Background and Purpose: The use of instrumentation in spinal infections is still a controversial issue. The aim of the present study was to evaluate the efficiency of titanium cages in the surgical treatment of severe vertebral osteomyelitis (synonym spondylodiscitis) concerning eradication of the infection as well as biomechanical aspects. Materials and Methods: The peri- and postoperative data of 43 consecutive patients with vertebral osteomyelitis who underwent single-stage posterior stabilization, anterior debridement including decompression, and anterior column reconstruction using modular titanium ring cages filled with autologous bone were analyzed retrospectively.

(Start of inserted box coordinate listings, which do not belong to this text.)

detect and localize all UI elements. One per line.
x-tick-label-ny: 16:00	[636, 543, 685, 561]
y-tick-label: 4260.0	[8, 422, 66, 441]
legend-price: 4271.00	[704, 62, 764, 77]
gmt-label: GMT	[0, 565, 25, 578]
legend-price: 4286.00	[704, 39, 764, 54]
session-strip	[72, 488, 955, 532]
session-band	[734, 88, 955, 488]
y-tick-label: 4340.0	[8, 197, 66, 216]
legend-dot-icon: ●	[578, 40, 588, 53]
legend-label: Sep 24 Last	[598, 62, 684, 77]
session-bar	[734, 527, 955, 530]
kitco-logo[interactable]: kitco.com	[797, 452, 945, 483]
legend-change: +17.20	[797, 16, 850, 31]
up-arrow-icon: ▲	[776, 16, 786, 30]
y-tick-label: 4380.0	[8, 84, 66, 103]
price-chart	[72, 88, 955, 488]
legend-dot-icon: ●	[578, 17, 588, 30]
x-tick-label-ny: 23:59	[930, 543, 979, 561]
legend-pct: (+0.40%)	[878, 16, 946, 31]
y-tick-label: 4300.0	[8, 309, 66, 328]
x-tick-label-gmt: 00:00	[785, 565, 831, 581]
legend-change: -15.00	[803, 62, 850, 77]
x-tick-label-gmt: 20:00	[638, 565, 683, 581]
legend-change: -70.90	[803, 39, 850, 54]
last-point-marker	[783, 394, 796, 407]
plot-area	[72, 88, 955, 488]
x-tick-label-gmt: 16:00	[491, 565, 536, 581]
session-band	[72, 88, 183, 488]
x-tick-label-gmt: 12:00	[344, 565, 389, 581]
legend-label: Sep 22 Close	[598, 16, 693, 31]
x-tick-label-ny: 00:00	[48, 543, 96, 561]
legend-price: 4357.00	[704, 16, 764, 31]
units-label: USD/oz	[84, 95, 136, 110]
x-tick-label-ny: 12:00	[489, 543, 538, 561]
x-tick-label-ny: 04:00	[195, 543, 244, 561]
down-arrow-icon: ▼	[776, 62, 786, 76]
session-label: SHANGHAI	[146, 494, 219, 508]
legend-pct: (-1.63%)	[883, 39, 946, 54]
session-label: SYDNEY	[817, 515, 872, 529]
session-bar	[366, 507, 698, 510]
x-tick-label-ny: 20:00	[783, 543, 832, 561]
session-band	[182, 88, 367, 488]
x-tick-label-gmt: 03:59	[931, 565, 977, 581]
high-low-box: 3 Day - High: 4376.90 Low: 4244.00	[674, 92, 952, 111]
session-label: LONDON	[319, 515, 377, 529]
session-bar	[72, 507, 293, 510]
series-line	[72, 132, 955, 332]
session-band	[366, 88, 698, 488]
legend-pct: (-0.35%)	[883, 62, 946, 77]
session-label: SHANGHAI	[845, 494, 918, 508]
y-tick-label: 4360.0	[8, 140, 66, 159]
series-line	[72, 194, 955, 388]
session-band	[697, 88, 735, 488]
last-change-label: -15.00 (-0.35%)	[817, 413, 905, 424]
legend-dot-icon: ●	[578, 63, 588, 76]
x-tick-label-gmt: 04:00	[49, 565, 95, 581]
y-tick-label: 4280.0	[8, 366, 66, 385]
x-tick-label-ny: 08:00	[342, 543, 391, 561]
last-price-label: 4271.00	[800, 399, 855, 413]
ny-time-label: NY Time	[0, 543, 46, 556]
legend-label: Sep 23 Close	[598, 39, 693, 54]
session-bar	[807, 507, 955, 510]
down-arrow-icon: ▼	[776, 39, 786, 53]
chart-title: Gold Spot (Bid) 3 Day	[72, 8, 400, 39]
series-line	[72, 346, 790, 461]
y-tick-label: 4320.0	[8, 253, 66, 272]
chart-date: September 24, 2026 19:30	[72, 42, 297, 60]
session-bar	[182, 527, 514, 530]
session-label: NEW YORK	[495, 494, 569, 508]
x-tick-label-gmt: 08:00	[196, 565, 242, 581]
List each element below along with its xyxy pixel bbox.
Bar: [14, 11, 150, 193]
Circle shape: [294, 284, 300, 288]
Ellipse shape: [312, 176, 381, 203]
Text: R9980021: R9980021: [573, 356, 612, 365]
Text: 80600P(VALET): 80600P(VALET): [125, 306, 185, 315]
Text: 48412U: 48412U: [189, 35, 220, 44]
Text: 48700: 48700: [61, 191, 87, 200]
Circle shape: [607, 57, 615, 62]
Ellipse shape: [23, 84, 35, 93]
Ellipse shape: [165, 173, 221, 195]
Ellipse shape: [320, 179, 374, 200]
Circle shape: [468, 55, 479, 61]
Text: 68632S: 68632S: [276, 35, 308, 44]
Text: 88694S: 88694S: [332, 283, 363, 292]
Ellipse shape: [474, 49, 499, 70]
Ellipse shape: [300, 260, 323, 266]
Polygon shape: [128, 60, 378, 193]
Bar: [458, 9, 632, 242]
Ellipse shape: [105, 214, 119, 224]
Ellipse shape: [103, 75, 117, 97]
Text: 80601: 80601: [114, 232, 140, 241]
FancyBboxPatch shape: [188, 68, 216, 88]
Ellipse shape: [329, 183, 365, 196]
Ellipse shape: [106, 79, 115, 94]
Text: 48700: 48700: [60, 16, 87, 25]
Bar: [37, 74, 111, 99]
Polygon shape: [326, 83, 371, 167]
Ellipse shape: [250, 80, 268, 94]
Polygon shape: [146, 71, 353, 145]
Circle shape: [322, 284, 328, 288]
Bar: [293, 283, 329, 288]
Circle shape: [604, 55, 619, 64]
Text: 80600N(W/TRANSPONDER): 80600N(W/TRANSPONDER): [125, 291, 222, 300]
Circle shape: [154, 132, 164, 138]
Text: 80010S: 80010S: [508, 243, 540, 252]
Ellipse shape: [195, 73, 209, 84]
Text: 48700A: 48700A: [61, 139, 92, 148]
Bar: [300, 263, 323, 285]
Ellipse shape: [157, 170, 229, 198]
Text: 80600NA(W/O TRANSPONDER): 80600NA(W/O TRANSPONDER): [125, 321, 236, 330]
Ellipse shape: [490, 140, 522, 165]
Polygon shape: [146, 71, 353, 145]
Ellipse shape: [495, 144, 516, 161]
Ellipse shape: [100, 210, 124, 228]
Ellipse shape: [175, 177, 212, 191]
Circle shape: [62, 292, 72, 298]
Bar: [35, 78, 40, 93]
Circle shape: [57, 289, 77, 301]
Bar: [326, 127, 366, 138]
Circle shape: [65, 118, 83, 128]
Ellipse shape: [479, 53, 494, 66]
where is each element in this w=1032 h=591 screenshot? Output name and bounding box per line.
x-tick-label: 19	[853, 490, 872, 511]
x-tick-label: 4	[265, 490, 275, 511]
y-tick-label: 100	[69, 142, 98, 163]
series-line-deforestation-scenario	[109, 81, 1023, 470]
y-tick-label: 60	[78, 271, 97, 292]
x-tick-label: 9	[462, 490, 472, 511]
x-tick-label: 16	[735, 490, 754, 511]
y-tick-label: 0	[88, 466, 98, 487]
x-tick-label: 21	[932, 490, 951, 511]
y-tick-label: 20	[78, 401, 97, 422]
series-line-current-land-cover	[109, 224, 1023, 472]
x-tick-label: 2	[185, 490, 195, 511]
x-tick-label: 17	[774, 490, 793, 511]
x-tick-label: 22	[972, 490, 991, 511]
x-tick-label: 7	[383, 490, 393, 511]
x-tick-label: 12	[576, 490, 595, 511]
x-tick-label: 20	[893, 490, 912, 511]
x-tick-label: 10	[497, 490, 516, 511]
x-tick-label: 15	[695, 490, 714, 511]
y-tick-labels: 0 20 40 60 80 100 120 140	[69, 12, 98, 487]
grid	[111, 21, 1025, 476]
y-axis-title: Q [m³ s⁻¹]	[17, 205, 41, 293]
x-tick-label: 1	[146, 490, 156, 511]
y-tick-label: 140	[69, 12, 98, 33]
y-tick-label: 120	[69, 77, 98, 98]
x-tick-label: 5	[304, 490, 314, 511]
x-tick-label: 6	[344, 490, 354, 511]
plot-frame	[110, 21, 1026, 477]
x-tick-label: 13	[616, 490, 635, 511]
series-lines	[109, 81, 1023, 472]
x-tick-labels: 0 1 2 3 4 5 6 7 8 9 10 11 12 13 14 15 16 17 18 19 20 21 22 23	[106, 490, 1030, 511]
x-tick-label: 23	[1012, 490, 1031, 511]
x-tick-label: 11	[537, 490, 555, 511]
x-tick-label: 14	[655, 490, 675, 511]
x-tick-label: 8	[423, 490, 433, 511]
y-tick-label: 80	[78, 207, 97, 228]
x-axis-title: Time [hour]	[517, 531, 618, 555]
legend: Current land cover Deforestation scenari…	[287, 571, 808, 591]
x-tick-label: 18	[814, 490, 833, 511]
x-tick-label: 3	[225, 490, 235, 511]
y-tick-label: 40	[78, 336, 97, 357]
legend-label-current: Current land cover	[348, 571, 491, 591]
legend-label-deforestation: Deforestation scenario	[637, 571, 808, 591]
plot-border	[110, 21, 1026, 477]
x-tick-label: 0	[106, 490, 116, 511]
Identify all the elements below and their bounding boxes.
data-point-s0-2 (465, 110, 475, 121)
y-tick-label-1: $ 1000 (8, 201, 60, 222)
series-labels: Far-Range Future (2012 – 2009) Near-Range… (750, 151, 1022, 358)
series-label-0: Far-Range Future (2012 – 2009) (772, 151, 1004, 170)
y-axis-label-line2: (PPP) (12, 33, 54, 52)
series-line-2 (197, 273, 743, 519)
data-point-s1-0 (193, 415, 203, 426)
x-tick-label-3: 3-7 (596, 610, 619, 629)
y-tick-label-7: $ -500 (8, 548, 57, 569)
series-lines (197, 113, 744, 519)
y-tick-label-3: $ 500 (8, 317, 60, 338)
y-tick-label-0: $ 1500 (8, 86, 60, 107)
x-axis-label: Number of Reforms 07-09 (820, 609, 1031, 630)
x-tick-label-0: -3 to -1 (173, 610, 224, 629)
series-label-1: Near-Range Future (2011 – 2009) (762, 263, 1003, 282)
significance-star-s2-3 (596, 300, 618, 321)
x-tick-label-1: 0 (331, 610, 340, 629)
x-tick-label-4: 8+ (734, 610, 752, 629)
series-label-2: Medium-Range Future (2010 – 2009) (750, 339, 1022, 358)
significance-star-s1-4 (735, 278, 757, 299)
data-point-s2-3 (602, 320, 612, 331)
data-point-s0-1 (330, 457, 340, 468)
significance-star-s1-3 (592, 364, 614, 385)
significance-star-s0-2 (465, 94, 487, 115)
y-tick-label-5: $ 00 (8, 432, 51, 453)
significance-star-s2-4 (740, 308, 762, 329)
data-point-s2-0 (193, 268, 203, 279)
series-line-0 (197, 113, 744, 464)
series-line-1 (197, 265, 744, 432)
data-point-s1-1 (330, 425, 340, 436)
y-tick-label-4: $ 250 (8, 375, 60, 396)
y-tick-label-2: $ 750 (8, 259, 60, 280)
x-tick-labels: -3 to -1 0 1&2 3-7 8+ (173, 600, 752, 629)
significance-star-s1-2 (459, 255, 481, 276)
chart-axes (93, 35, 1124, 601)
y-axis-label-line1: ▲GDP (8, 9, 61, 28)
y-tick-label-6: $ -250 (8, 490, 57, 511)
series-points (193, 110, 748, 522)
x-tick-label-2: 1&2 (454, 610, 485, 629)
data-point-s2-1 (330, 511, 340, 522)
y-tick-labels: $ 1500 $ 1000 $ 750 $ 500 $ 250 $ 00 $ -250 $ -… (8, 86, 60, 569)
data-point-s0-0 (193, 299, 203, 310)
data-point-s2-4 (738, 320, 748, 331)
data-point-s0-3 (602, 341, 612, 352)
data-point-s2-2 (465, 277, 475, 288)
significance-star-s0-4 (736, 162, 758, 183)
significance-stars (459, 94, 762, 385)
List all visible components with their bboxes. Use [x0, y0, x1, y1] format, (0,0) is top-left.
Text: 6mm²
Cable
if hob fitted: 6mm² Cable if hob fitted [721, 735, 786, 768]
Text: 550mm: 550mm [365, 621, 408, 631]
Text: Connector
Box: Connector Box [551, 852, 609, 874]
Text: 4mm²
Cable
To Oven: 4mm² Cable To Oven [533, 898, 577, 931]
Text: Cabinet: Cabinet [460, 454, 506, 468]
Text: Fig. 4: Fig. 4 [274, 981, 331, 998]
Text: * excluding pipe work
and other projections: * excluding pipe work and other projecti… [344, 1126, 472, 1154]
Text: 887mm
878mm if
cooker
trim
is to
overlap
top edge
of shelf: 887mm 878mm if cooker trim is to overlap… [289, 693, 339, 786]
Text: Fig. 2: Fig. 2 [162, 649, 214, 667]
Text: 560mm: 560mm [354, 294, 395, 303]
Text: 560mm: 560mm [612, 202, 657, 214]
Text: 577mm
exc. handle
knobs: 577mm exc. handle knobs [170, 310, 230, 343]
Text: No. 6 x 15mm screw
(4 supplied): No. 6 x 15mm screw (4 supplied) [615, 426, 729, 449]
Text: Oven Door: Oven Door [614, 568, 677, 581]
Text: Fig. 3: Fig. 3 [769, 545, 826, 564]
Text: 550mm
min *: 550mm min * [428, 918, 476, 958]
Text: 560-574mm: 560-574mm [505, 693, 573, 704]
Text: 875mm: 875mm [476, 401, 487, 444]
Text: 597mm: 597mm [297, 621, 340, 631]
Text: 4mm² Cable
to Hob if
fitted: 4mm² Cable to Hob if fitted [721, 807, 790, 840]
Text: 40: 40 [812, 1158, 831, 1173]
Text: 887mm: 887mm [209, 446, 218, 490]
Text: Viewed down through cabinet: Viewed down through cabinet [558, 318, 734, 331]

In 29 cases, a clinical and radiological follow-up of on average 2.5 years (median 2.2 years) was available. To assess the course of spinal alignment, a detailed radiometric analysis was performed. Results: The time of symptoms prior to surgery averaged 4.6 months. Preoperatively, 37% of the patients showed neurologic compromise with partial or complete recovery in 88% after surgery. In 25 patients (58%), a germ was isolated with Staphylococcus aureus being the most frequent pathogen (44%). Except for one patient with anterior revision and exchange of the cage for persistent infection, primary eradication of the infection was accomplished in all patients. At follow-up, all infections were eradicated, and all cages appeared radiographically fused. The present loss of correction in the sagittal plane amounted 1.5° at the affected segment(s) reconstructed by cage interposition and 4.4° at posterior fusion levels. Conclusion: Single-stage posterior instrumentation and fusion combined with anterior debridement and anterior column reconstruction using modular titanium ring cages represent a safe and efficient strategy in cases of severe vertebral osteomyelitis necessitating surgery. The use of titanium cages guarantees longterm maintenance of correction without increased risk of persistent or recurrent infection.